Summer can be tough with allergies – but with 70 per cent of the immune system in the gut, there are foods that can help, says nutritional therapist Karen Geary
Seasonal allergies are now in full swing and, with many people suffering, it is worth considering various support options – especially if you don’t like the side effects of medications.
There are many different types of hayfever (allergic rhinitis), which is an immune response to allergens such as different types of pollen, as well as mould, damp, feathers, animal dander and dust mites.
Histamine is an inflammatory agent found in the body in a white blood cell called a
mast cell, an important part of our immune system. When they open, they release histamine into the body and generate those familiar responses – sneezing, wheezing, sore eyes, inflamed nasal passages and sinuses … all those symptoms of allergy.
Fight it with food
There are a number of familiar foods that naturally fight inflammation and help to stabilise mast cells:
Pineapple contains an enzyme called bromelain, known to fight the inflammation caused by pollen. It also contains vitamin C, which is anti-histamine.
Apples, broccoli, onions, coriander leaves, basil (including holy basil tea) all contain good amounts of quercetin, a type of bioflavonoid which has anti-inflammatory properties. However apples are a no-go if you are allergic to birch pollen. In these cases, the human immune system confuses the apple and the birch pollen allergen, causing the same reactions to the nose, mouth and throat – known as the oral allergy syndrome (an itchy mouth and a swollen tongue).
Watercress is a cruciferous vegetable with a peppery, tangy taste like rocket. It is considered one of the most nutrient-dense plants commonly available. A study showed that watercress inhibits 60 per cent of all histamines released from mast cells.
Pomegranates (including the juice) have a sweet but tart taste and are used in both savoury and sweet foods. They contain polyphenols, such as tannins and anthocyanins, and are higher in anti-oxidants than green tea. A study showed that they act as mast cell stabilisers.
Vitamin C is a natural anti-histamine, and is found in oranges, kiwi, cherries, blackcurrants, peppers, melon, kale, spinach, broccoli, parsley.
Teas, camomile or nettle. Camomile can help inhibit histamine release and nettle is anti-histamine. Peppermint tea can help clear nasal passages. Camomile is also great as an eye compress to cool swollen, red eyes.
Turmeric helps prevent mast cell activation, as well as being a great anti-oxidant.
Peaches are a potential mast cell inhibitor
Black cumin seed is an anti-histamine and a powerful anti-oxidant. The oil is great in salad dressing, or taken straight from the spoon.
As well as adding useful foods to your diet, there are natural anti-histamine supplements that may support you in your quest for calm eyes and a clear nose.
Quercetin can be purchased in supplement form. It can inhibit the production and release of histamine by stabilising mast cells. Some of the better quercetin supplements also add vitamin C and nettle – both natural anti-histamines.
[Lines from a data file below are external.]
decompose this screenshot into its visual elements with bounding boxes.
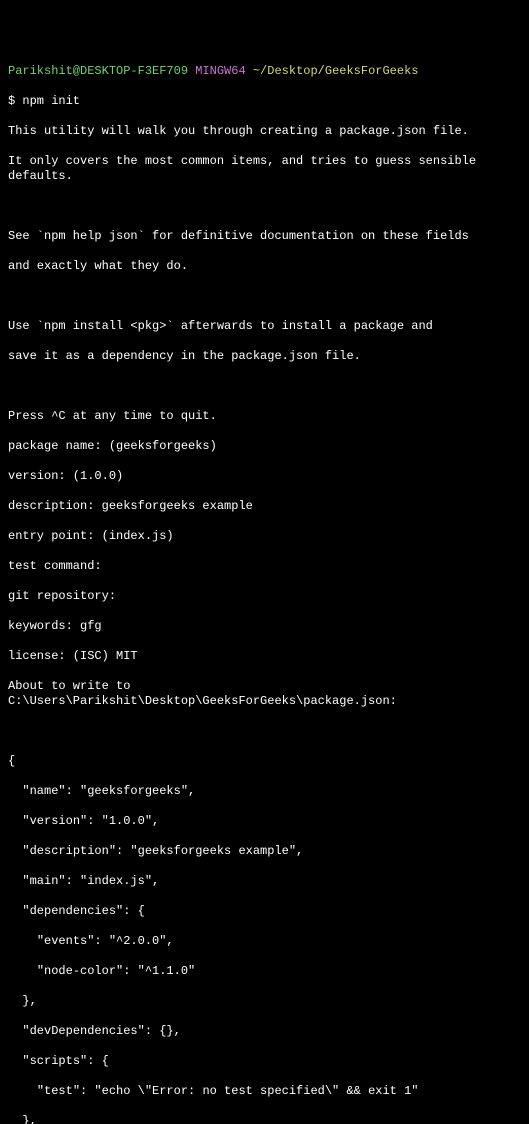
json-line: "node-color": "^1.1.0": [8, 964, 521, 979]
json-line: "devDependencies": {},: [8, 1024, 521, 1039]
json-line: "events": "^2.0.0",: [8, 934, 521, 949]
about-to-write-line: About to write to C:\Users\Parikshit\Des…: [8, 679, 521, 709]
json-line: "test": "echo \"Error: no test specified…: [8, 1084, 521, 1099]
json-line: {: [8, 754, 521, 769]
question-line: entry point: (index.js): [8, 529, 521, 544]
output-line: Use `npm install <pkg>` afterwards to in…: [8, 319, 521, 334]
blank-line: [8, 724, 521, 739]
output-line: This utility will walk you through creat…: [8, 124, 521, 139]
prompt-system: MINGW64: [195, 64, 245, 78]
question-line: version: (1.0.0): [8, 469, 521, 484]
question-line: description: geeksforgeeks example: [8, 499, 521, 514]
json-line: "name": "geeksforgeeks",: [8, 784, 521, 799]
blank-line: [8, 289, 521, 304]
output-line: See `npm help json` for definitive docum…: [8, 229, 521, 244]
json-line: "scripts": {: [8, 1054, 521, 1069]
question-line: test command:: [8, 559, 521, 574]
json-line: "dependencies": {: [8, 904, 521, 919]
question-line: package name: (geeksforgeeks): [8, 439, 521, 454]
output-line: save it as a dependency in the package.j…: [8, 349, 521, 364]
prompt-path: ~/Desktop/GeeksForGeeks: [253, 64, 419, 78]
question-line: keywords: gfg: [8, 619, 521, 634]
output-line: Press ^C at any time to quit.: [8, 409, 521, 424]
output-line: It only covers the most common items, an…: [8, 154, 521, 184]
blank-line: [8, 379, 521, 394]
blank-line: [8, 199, 521, 214]
json-line: "description": "geeksforgeeks example",: [8, 844, 521, 859]
output-line: and exactly what they do.: [8, 259, 521, 274]
prompt-line-1: Parikshit@DESKTOP-F3EF709 MINGW64 ~/Desk…: [8, 64, 521, 79]
prompt-user: Parikshit@DESKTOP-F3EF709: [8, 64, 188, 78]
question-line: git repository:: [8, 589, 521, 604]
question-line: license: (ISC) MIT: [8, 649, 521, 664]
json-line: "version": "1.0.0",: [8, 814, 521, 829]
command-line[interactable]: $ npm init: [8, 94, 521, 109]
json-line: "main": "index.js",: [8, 874, 521, 889]
json-line: },: [8, 994, 521, 1009]
json-line: },: [8, 1114, 521, 1124]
Zinc may help prevent histamine being released from the mast cells. Zinc is key in immune health.
Vitamin D is needed for mast cell stability.
There is increasing evidence that gut health may be implicated in hayfever and other allergies – yet another reason for taking care of our gut. This makes sense, given over 70 per cent of the immune system resides in the gut. The research is patchy but growing that the probiotic strain LP299V (L-Plantarum) may well help.
Food sensitivities are often an indicator of poor gut health, producing reactions that can manifest themselves as an allergy (or simply make your hayfever symptoms worse). Common foods include gluten, dairy, coffee, yeast, eggs and nuts.
However, just as there are anti-histamine foods, there are also foods that can generate more histamines than your body can handle, or that contain a chemical that has the ability to release histamines within the body. If you suspect this is the case, then start a food diary and keep a note of your symptoms before you see a health practitioner. You can download a tracker here.
Some perfumes and chemicals in bath and beauty products may also make things worse. Pare things back and choose natural products, like coconut oil for a body moisturiser.